Those turning 20 this year in Japan have known only an economy of falling prices. What damage have two decades of deflation, anaemic wage growth and lower job security done to their ambitions?
With the magnificent Meiji shrine behind them, kimono brocades catching the sun and their coming-of-age ceremony about to begin in the Shibuya district of Tokyo, seven Japanese friends hold an urgent meeting, mobile phones in hand. Thumbs move in a blur as staff urge them to hurry inside.
Rival thrift sites flicker across screens. One of the group shouts in triumph: If they get to the restaurant by 3pm with the right coupons, they will save 1,220 yen (S$15) collectively on the after-party bill.

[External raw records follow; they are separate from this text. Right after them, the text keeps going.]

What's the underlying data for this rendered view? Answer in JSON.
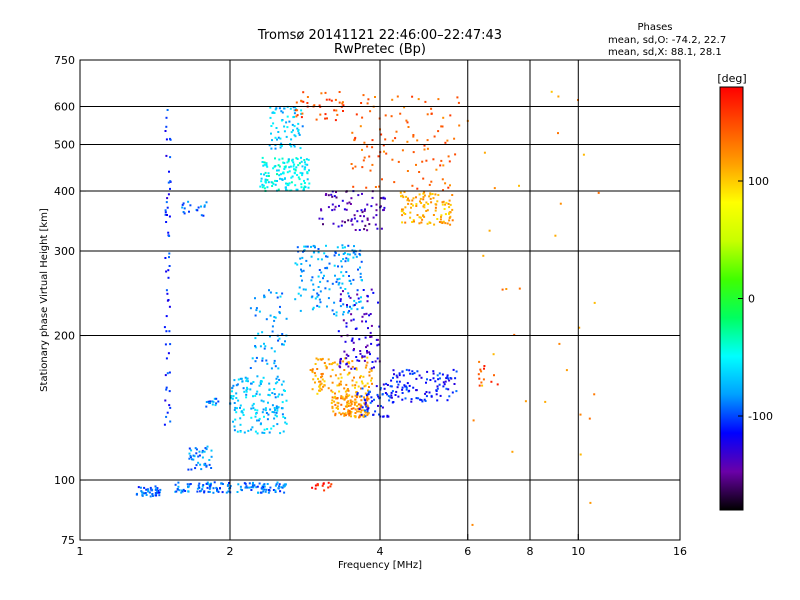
{
  "chart_data": {
    "type": "scatter",
    "title": "Tromsø 20141121 22:46:00–22:47:43",
    "subtitle": "RwPretec (Bp)",
    "xlabel": "Frequency [MHz]",
    "ylabel": "Stationary phase Virtual Height [km]",
    "x_scale": "log",
    "y_scale": "log",
    "xlim": [
      1,
      16
    ],
    "ylim": [
      75,
      750
    ],
    "x_ticks": [
      1,
      2,
      4,
      6,
      8,
      10,
      16
    ],
    "x_tick_labels": [
      "1",
      "2",
      "4",
      "6",
      "8",
      "10",
      "16"
    ],
    "x_gridlines": [
      2,
      4,
      6,
      8,
      10
    ],
    "y_ticks": [
      75,
      100,
      200,
      300,
      400,
      500,
      600,
      750
    ],
    "y_tick_labels": [
      "75",
      "100",
      "200",
      "300",
      "400",
      "500",
      "600",
      "750"
    ],
    "y_gridlines": [
      100,
      200,
      300,
      400,
      500,
      600
    ],
    "grid": true,
    "legend": {
      "heading": "Phases",
      "lines": [
        "mean, sd,O: -74.2, 22.7",
        "mean, sd,X:  88.1, 28.1"
      ],
      "placement": "top-right"
    },
    "colorbar": {
      "label": "[deg]",
      "range": [
        -180,
        180
      ],
      "ticks": [
        100,
        0,
        -100
      ],
      "tick_labels": [
        "100",
        "0",
        "-100"
      ],
      "colors": [
        "#000000",
        "#6a00a8",
        "#0000ff",
        "#00a0ff",
        "#00ffff",
        "#00ff60",
        "#40ff00",
        "#c8ff00",
        "#ffff00",
        "#ffa000",
        "#ff5000",
        "#ff0000"
      ]
    },
    "clusters": [
      {
        "x": [
          1.3,
          1.45
        ],
        "y": [
          92,
          97
        ],
        "phase": -95,
        "n": 45
      },
      {
        "x": [
          1.55,
          2.6
        ],
        "y": [
          94,
          99
        ],
        "phase": -90,
        "n": 140
      },
      {
        "x": [
          1.48,
          1.52
        ],
        "y": [
          130,
          600
        ],
        "phase": -110,
        "n": 60
      },
      {
        "x": [
          1.65,
          1.85
        ],
        "y": [
          105,
          118
        ],
        "phase": -85,
        "n": 40
      },
      {
        "x": [
          1.6,
          1.8
        ],
        "y": [
          355,
          380
        ],
        "phase": -90,
        "n": 18
      },
      {
        "x": [
          1.78,
          1.9
        ],
        "y": [
          142,
          148
        ],
        "phase": -85,
        "n": 14
      },
      {
        "x": [
          2.0,
          2.6
        ],
        "y": [
          125,
          165
        ],
        "phase": -70,
        "n": 160
      },
      {
        "x": [
          2.2,
          2.6
        ],
        "y": [
          170,
          250
        ],
        "phase": -80,
        "n": 60
      },
      {
        "x": [
          2.3,
          2.9
        ],
        "y": [
          400,
          470
        ],
        "phase": -50,
        "n": 140
      },
      {
        "x": [
          2.4,
          2.8
        ],
        "y": [
          490,
          600
        ],
        "phase": -70,
        "n": 70
      },
      {
        "x": [
          2.7,
          3.7
        ],
        "y": [
          220,
          310
        ],
        "phase": -80,
        "n": 160
      },
      {
        "x": [
          3.2,
          3.8
        ],
        "y": [
          135,
          150
        ],
        "phase": 120,
        "n": 120
      },
      {
        "x": [
          2.9,
          3.9
        ],
        "y": [
          150,
          180
        ],
        "phase": 110,
        "n": 120
      },
      {
        "x": [
          3.0,
          4.1
        ],
        "y": [
          330,
          400
        ],
        "phase": -140,
        "n": 80
      },
      {
        "x": [
          3.3,
          4.0
        ],
        "y": [
          170,
          250
        ],
        "phase": -130,
        "n": 90
      },
      {
        "x": [
          3.6,
          4.2
        ],
        "y": [
          135,
          160
        ],
        "phase": -110,
        "n": 60
      },
      {
        "x": [
          4.2,
          5.7
        ],
        "y": [
          145,
          170
        ],
        "phase": -110,
        "n": 110
      },
      {
        "x": [
          4.4,
          5.6
        ],
        "y": [
          340,
          400
        ],
        "phase": 110,
        "n": 110
      },
      {
        "x": [
          3.5,
          5.8
        ],
        "y": [
          400,
          640
        ],
        "phase": 140,
        "n": 110
      },
      {
        "x": [
          2.7,
          3.4
        ],
        "y": [
          560,
          650
        ],
        "phase": 150,
        "n": 40
      },
      {
        "x": [
          2.9,
          3.2
        ],
        "y": [
          94,
          99
        ],
        "phase": 170,
        "n": 14
      },
      {
        "x": [
          6.3,
          6.9
        ],
        "y": [
          155,
          185
        ],
        "phase": 150,
        "n": 12
      },
      {
        "x": [
          6.0,
          11.0
        ],
        "y": [
          80,
          650
        ],
        "phase": 120,
        "n": 35
      }
    ]
  }
}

They agree and dash into the hall.
Everyone can relax now, one of them explains, because money has been saved.
This generation of 20-year-olds celebrating their coming of age across the country is the first to have lived their entire lives with the economy in a broad state of deflation. They think small. They trust only with caution. They see the future as a string of cash-draining emergencies.
This year's celebrants, born in 1995 and 1996, are the first to have spent their entire journey to adulthood in an economy of mostly falling consumer prices.
Their lives have been so infused by the phenomenon that several say deflation - one of the main obstacles to growth through the 2000s - has evolved into a source of low-level apprehension that limits ambition.